While support for transplant for early iCCA in the setting of cirrhosis has increased, limited data was available regarding the efficacy of liver transplant for larger, unresectable, liver-limited iCCA in the absence of underlying liver disease. In 2018, a small prospective case series was conducted by Houston Methodist Hospital and MD Anderson Cancer Center on liver transplant for locally advanced, unresectable iCCA after gemcitabine based neoadjuvant chemotherapy [26]. Under this protocol, six months disease stability or response to therapy rather than tumor size were used as patient selection criteria for transplant. Although only six patients received transplantation, the overall survival was 83.3% with 50% recurrence free survival at five years.
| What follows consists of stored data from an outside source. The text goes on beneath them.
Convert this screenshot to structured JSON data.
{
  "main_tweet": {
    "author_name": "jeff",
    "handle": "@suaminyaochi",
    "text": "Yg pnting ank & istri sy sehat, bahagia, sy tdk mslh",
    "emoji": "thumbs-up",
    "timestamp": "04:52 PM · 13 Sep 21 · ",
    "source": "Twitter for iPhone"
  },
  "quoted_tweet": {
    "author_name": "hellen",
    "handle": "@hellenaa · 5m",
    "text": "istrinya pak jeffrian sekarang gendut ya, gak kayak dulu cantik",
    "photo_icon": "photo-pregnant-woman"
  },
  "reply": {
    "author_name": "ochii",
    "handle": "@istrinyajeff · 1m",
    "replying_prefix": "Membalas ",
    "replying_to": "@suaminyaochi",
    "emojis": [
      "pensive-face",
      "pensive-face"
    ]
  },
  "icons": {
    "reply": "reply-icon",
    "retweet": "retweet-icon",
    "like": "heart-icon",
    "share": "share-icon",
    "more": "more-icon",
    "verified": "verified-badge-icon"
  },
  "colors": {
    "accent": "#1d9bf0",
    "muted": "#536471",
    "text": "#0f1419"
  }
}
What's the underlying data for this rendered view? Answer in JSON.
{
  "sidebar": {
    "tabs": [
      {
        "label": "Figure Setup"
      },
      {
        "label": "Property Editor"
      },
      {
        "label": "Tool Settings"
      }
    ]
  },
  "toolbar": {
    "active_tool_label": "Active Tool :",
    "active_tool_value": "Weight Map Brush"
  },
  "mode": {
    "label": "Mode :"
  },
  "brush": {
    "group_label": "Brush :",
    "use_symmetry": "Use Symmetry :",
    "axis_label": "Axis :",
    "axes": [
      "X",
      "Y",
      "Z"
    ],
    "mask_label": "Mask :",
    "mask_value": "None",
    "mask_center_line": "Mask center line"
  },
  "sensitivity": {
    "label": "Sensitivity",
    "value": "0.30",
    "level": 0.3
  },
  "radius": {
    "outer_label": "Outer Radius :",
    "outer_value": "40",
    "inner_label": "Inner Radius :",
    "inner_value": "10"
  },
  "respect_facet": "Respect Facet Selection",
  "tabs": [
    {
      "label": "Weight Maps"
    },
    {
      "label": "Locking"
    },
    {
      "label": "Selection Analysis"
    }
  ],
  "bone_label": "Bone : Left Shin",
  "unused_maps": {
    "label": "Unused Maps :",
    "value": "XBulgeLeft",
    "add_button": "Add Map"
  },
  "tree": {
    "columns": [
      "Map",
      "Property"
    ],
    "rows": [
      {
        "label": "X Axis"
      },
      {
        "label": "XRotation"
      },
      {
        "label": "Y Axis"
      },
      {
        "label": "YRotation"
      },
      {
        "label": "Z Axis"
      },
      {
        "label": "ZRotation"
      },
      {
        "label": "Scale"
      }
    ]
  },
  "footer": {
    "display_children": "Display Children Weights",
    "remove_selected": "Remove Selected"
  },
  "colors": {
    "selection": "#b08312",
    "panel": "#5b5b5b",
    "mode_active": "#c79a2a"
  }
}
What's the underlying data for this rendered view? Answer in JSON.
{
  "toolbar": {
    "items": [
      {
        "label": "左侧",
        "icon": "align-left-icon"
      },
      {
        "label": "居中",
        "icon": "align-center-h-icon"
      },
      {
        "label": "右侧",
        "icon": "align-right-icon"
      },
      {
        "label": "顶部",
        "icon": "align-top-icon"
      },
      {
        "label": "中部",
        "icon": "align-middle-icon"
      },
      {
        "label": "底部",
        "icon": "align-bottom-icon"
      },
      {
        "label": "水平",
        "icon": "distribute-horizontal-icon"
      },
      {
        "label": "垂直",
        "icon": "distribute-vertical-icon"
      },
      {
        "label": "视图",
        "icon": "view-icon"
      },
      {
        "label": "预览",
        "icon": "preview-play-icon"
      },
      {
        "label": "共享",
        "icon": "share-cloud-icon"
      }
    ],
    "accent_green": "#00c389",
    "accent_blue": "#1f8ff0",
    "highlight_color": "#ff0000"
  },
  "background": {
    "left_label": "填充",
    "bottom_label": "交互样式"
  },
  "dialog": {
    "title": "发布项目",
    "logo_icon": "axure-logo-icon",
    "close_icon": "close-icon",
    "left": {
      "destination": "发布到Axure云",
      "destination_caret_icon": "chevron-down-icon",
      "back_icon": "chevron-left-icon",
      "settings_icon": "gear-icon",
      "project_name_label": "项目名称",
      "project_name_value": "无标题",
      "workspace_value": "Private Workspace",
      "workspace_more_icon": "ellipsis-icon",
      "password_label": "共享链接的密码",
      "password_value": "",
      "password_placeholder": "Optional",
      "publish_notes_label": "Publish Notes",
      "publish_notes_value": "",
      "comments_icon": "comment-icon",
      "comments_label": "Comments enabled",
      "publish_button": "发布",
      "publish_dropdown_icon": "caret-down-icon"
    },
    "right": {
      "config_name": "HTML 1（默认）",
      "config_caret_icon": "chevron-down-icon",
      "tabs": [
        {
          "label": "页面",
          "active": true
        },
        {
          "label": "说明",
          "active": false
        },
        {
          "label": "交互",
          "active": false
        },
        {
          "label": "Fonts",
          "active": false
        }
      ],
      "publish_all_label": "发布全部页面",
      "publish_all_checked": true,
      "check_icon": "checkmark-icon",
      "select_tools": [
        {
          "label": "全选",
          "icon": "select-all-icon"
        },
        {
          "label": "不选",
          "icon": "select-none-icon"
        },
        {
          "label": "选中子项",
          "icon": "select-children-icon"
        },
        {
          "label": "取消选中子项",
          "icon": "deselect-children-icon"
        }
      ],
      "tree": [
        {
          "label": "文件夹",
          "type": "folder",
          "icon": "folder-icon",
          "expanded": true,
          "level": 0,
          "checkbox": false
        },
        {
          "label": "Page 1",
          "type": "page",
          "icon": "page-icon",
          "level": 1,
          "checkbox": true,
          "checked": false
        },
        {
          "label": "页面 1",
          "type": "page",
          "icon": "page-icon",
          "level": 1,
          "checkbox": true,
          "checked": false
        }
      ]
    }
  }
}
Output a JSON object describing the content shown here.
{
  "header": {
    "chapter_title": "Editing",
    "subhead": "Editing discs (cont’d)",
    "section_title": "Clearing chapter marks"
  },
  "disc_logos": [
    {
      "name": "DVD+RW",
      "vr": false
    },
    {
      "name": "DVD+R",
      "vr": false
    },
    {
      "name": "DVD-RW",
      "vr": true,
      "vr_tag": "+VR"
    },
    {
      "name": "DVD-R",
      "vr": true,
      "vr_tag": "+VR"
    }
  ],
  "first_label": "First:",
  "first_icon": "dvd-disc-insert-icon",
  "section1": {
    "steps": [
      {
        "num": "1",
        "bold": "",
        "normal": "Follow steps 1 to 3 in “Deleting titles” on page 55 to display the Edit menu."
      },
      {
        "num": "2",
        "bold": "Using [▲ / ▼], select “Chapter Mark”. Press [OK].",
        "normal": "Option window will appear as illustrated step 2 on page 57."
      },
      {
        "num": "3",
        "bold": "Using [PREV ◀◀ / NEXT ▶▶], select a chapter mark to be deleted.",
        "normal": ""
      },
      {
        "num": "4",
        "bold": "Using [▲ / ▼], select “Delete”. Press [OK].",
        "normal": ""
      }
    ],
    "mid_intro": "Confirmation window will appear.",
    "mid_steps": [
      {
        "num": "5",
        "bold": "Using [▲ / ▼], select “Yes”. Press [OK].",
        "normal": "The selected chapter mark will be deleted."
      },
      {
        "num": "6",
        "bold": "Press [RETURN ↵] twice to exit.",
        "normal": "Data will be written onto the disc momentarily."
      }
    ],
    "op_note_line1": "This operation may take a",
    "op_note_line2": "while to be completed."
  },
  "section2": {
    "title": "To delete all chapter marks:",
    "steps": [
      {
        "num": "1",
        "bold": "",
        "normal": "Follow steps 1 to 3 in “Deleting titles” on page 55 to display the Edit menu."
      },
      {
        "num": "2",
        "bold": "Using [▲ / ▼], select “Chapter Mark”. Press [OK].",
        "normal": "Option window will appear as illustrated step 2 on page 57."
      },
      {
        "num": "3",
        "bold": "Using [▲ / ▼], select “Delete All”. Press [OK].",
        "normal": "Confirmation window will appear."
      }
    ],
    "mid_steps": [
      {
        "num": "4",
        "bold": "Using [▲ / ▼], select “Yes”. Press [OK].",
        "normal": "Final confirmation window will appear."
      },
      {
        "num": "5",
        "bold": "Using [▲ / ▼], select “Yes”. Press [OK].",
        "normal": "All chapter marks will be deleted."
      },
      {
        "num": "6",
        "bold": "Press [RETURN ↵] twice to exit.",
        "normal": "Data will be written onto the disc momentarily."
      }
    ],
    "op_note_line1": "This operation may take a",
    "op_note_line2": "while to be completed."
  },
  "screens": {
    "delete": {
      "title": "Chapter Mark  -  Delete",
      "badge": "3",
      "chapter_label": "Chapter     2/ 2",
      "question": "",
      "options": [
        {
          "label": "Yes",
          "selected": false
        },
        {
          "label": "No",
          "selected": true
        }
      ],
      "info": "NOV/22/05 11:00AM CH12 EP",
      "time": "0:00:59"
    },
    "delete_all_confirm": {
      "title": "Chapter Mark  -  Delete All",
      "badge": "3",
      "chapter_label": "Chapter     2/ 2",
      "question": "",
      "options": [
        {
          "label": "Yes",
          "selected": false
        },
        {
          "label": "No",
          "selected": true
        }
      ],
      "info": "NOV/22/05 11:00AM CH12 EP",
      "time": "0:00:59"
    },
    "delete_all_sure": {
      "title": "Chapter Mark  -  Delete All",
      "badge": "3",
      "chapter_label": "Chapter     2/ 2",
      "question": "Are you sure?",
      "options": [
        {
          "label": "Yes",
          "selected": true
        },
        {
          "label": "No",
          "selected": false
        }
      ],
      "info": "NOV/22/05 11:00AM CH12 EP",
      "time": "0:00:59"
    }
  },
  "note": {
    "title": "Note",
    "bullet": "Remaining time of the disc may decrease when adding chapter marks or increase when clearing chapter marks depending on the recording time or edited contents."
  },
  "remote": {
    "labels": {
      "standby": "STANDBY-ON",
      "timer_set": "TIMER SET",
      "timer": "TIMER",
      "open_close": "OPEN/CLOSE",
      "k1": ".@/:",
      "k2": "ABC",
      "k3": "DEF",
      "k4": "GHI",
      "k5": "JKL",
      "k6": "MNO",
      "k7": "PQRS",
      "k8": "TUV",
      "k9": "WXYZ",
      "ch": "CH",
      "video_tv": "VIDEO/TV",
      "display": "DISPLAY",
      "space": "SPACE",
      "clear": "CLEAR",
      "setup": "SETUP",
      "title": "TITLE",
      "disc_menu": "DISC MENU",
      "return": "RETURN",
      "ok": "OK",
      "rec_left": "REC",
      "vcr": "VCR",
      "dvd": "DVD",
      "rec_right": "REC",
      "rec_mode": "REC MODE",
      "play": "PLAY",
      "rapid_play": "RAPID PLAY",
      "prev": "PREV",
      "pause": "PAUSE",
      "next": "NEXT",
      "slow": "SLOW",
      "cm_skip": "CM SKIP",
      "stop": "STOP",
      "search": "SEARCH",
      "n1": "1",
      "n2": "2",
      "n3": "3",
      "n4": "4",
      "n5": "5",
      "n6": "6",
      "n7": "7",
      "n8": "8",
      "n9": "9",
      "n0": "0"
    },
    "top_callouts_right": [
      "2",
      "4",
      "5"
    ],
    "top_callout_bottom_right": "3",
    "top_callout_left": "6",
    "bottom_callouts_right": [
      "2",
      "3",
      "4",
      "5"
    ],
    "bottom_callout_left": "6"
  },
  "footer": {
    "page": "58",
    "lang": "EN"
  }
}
Continuing this protocol, this group subsequently reported a follow-up series of 18 patients receiving liver transplant [27]. Overall survival was 57% at five-years survival with 38% disease recurrence, with multifocality increasing the risk of recurrent disease. In intent to treat analysis, qualifying patients that did not receive transplant had 100% mortality at two years. Although these protocols provide insight and possible favorable outcomes of liver transplant for patients with iCCA, additional prospective data is needed to support this indication. At this time, liver transplant for larger iCCA remains restricted to research protocols, but consideration for referral to a transplant center evaluating such protocols should be considered.